The contrast between the traditional method of communicating a storyline through pictorial images, compared to the modern use of brands and technological content creates a ironic final appearance. The clash of colours and controversial nature of the representation of such a negative society today makes it difficult to except this work without dividing it up and looking at each section critically. The pure size and mass of content involves makes this tapestry a collage of clashing story lines and controversial effect. I personally can only see the beauty in it as a hole; as a complete collection, as if I look to closely I might loses track of the detail and craftsmanship and only focus on the harsh realities of its contents.

Friday, 4 February 2011

Linn Olofsdotter



Linn Olofsdotter is a women of many talents which she has applied, not just in her art but made them ready for commercial use in Levi designs, Gap t-shirt logos and CD covers to name a few. She has a very fresh style using bright neon colourssometimes juxtaposed with very dull backdrops, like in my selected group of pictures. The attributes of the figures stand out due to the inky green and brown backdrop that they are swimming through.
The contents of her work can seem very natural, she uses themes of nature and animal life but stuffs her designs full of patterns made up from similar materials, yet they explode of the page, quite literally. The first image is of a merwomen slouching somehow gracefully across a dim sky, her tail extending across the page nearly four times as long as her torso. Unlike other surreal work, Olofsdotter’s use the human body is not shocking in it manipulation but fanciful in its composition. The lack of faces, or just single features, draws similarities from early surreal work with distorted facial expressions and combinations of eyes or appendages.
I plan to keep a close eye on Olofdotters work, because as she becomes more commercial with applications of her artwork she loses a bit more of the unusual or uncanny theme, which makes surrealism surreal.  

Friday, 28 January 2011

OBEY THE GIANT


RICK POYNOR, OBEY THE GIANT - REVIEW COMING SOON

Rick Poynor Uncanny: Surrealism + Graphic Design

26.01.11 -  2:30 Huddersfield University

 Rick Poynor is a british writer and international speaker who studies graphic design, typography and  other visual cultures.
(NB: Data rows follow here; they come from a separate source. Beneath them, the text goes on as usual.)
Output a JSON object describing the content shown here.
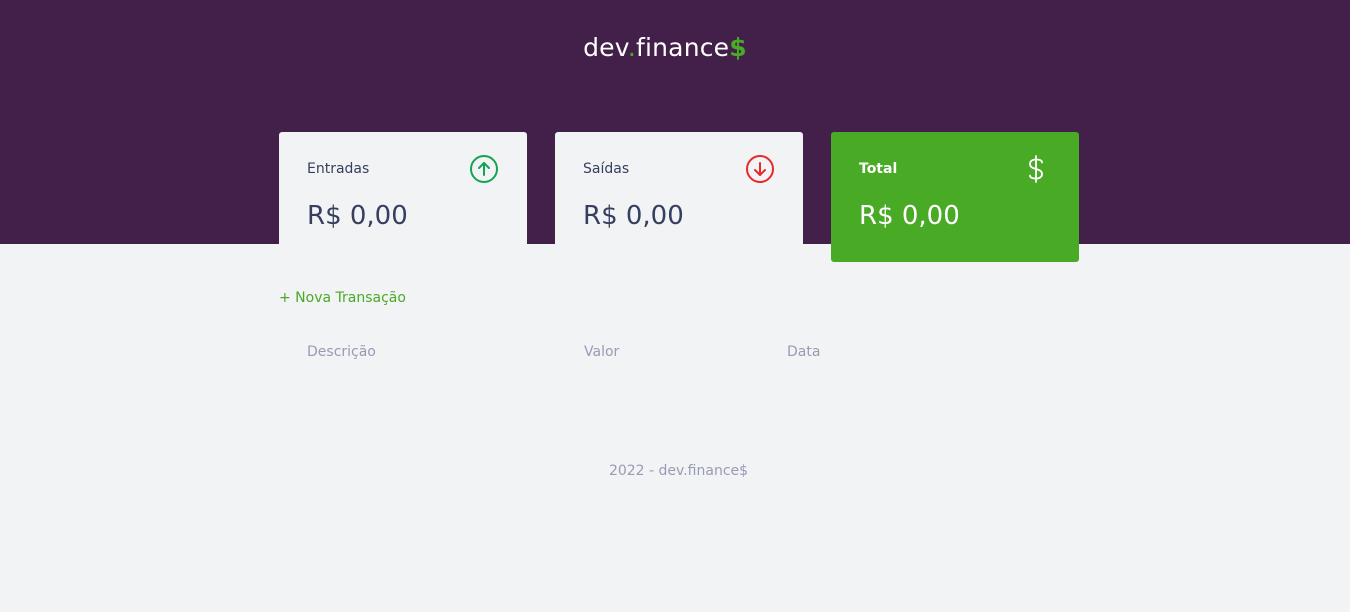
{
  "header": {
    "logo": {
      "prefix": "dev",
      "dot": ".",
      "name": "finance",
      "suffix": "$"
    }
  },
  "cards": {
    "income": {
      "label": "Entradas",
      "amount": "R$ 0,00",
      "icon": "arrow-up-circle-icon",
      "icon_color": "#12a454"
    },
    "expense": {
      "label": "Saídas",
      "amount": "R$ 0,00",
      "icon": "arrow-down-circle-icon",
      "icon_color": "#e92929"
    },
    "total": {
      "label": "Total",
      "amount": "R$ 0,00",
      "icon": "dollar-sign-icon",
      "background": "#49aa26"
    }
  },
  "actions": {
    "new_transaction": "+ Nova Transação"
  },
  "table": {
    "headers": [
      "Descrição",
      "Valor",
      "Data"
    ],
    "rows": []
  },
  "footer": {
    "text": "2022 - dev.finance$"
  },
  "colors": {
    "header_bg": "#43204a",
    "accent": "#49aa26",
    "page_bg": "#f2f3f5",
    "text_dark": "#363f5f",
    "text_muted": "#969cb3"
  }
}
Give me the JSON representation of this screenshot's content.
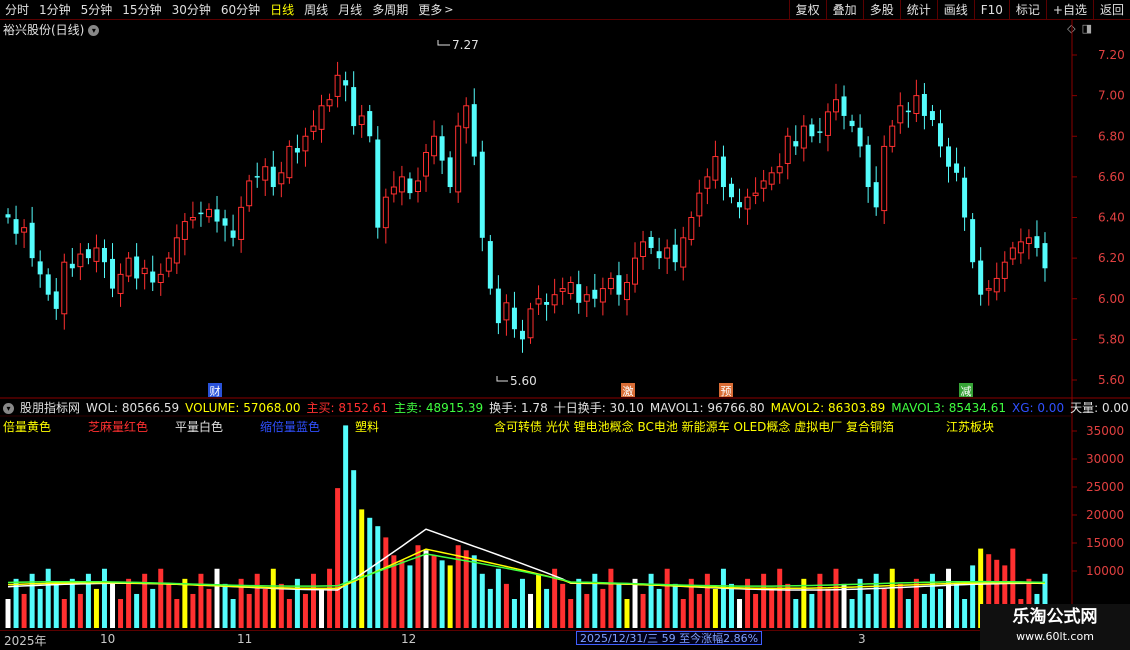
{
  "toolbar": {
    "periods": [
      {
        "label": "分时",
        "active": false
      },
      {
        "label": "1分钟",
        "active": false
      },
      {
        "label": "5分钟",
        "active": false
      },
      {
        "label": "15分钟",
        "active": false
      },
      {
        "label": "30分钟",
        "active": false
      },
      {
        "label": "60分钟",
        "active": false
      },
      {
        "label": "日线",
        "active": true
      },
      {
        "label": "周线",
        "active": false
      },
      {
        "label": "月线",
        "active": false
      },
      {
        "label": "多周期",
        "active": false
      },
      {
        "label": "更多",
        "active": false
      }
    ],
    "more_chevron": "chevron-right-icon",
    "right_buttons": [
      "复权",
      "叠加",
      "多股",
      "统计",
      "画线",
      "F10",
      "标记",
      "+自选",
      "返回"
    ]
  },
  "stock": {
    "title": "裕兴股份(日线)"
  },
  "price_axis": {
    "ticks": [
      "7.20",
      "7.00",
      "6.80",
      "6.60",
      "6.40",
      "6.20",
      "6.00",
      "5.80",
      "5.60"
    ],
    "high_label": "7.27",
    "low_label": "5.60"
  },
  "event_markers": [
    {
      "label": "财",
      "color": "#3060ff"
    },
    {
      "label": "激",
      "color": "#ff8040"
    },
    {
      "label": "预",
      "color": "#ff8040"
    },
    {
      "label": "减",
      "color": "#40c040"
    }
  ],
  "indicator": {
    "name": "股朋指标网",
    "values": [
      {
        "text": "WOL: 80566.59",
        "color": "#e0e0e0"
      },
      {
        "text": "VOLUME: 57068.00",
        "color": "#ffff00"
      },
      {
        "text": "主买: 8152.61",
        "color": "#ff3030"
      },
      {
        "text": "主卖: 48915.39",
        "color": "#40ff40"
      },
      {
        "text": "换手: 1.78",
        "color": "#e0e0e0"
      },
      {
        "text": "十日换手: 30.10",
        "color": "#e0e0e0"
      },
      {
        "text": "MAVOL1: 96766.80",
        "color": "#e0e0e0"
      },
      {
        "text": "MAVOL2: 86303.89",
        "color": "#ffff00"
      },
      {
        "text": "MAVOL3: 85434.61",
        "color": "#40ff40"
      },
      {
        "text": "XG: 0.00",
        "color": "#3050ff"
      },
      {
        "text": "天量: 0.00",
        "color": "#e0e0e0"
      }
    ],
    "legend_tags": [
      {
        "text": "倍量黄色",
        "color": "#ffff00"
      },
      {
        "text": "芝麻量红色",
        "color": "#ff3030"
      },
      {
        "text": "平量白色",
        "color": "#e0e0e0"
      },
      {
        "text": "缩倍量蓝色",
        "color": "#3050ff"
      },
      {
        "text": "塑料",
        "color": "#ffff00"
      },
      {
        "text": "含可转债 光伏 锂电池概念 BC电池 新能源车 OLED概念 虚拟电厂 复合铜箔",
        "color": "#ffff00"
      },
      {
        "text": "江苏板块",
        "color": "#ffff00"
      }
    ]
  },
  "volume_axis": {
    "ticks": [
      "35000",
      "30000",
      "25000",
      "20000",
      "15000",
      "10000"
    ]
  },
  "time_axis": {
    "labels": [
      "2025年",
      "10",
      "11",
      "12",
      "3"
    ]
  },
  "status_box": "2025/12/31/三 59 至今涨幅2.86%",
  "watermark": {
    "title": "乐淘公式网",
    "url": "www.60lt.com"
  },
  "colors": {
    "up": "#ff3030",
    "down": "#54fcfc",
    "grid_border": "#8a0000",
    "ma1": "#ffffff",
    "ma2": "#ffff00",
    "ma3": "#40ff40"
  }
}
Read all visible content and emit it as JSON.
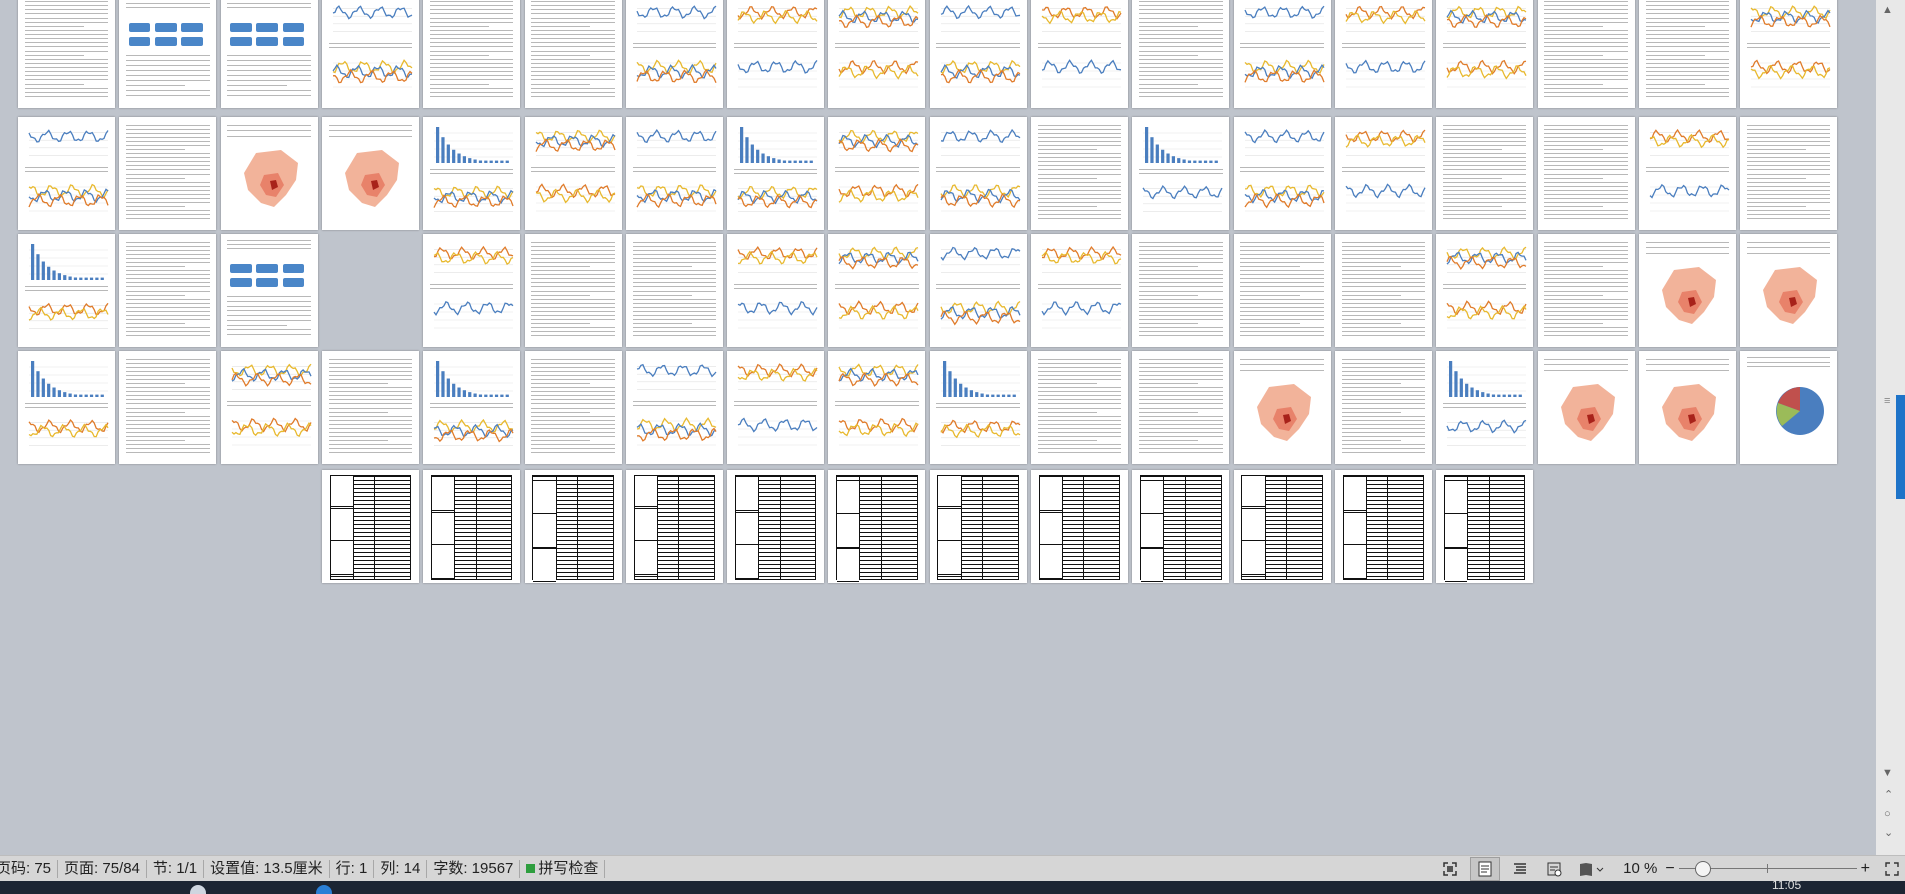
{
  "status_bar": {
    "page_no": "页码: 75",
    "page_count": "页面: 75/84",
    "section": "节: 1/1",
    "set_value": "设置值: 13.5厘米",
    "row": "行: 1",
    "col": "列: 14",
    "word_count": "字数: 19567",
    "spell_check": "拼写检查"
  },
  "zoom": {
    "label": "10 %",
    "minus": "−",
    "plus": "+",
    "level": 10
  },
  "taskbar": {
    "clock": "11:05"
  },
  "icons": [
    "fullscreen-icon",
    "page-view-icon",
    "outline-view-icon",
    "web-view-icon",
    "reading-mode-icon",
    "fit-window-icon",
    "scroll-up-icon",
    "scroll-down-icon"
  ],
  "colors": {
    "accent": "#1e73c8",
    "chart_blue": "#4a7ebf",
    "chart_orange": "#e07b2a",
    "chart_yellow": "#e8b92e",
    "map_red": "#d9553c",
    "spell_green": "#2e9e3e"
  },
  "document": {
    "total_pages": 84,
    "current_page": 75
  }
}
At his lecture on Surrealism and Graphic Design, Rick described his commissioned exhibit in the Czech republic and all the research he undertook to complete it. Rick split this talk in to sections he thought were important in the surrealist movement:

permanent revelation
the exhibition
the polymorphous image
the surreal body
cabinet of wonders
the liberated letterform

Rick tracked the surrealist movement through the decades and all across europe, not just with local surrealist designers in Czech Republic but across Poland and in it's high in the art capital of Paris. Rick has a unique enthusiasm for a movement which has always been more shocking than pleasing. The Uncanny, not just the title of the lecture but the theme, the feeling of familiarity yet unknown at the same time and by bringing the subconscious thoughts forward you can get the raw ideas. Rick proved that surrealism has a rich history and is still influencing design today, coming all the way from the early works of Dali, all the way to Ed Fella's pictorial letters of the 90s.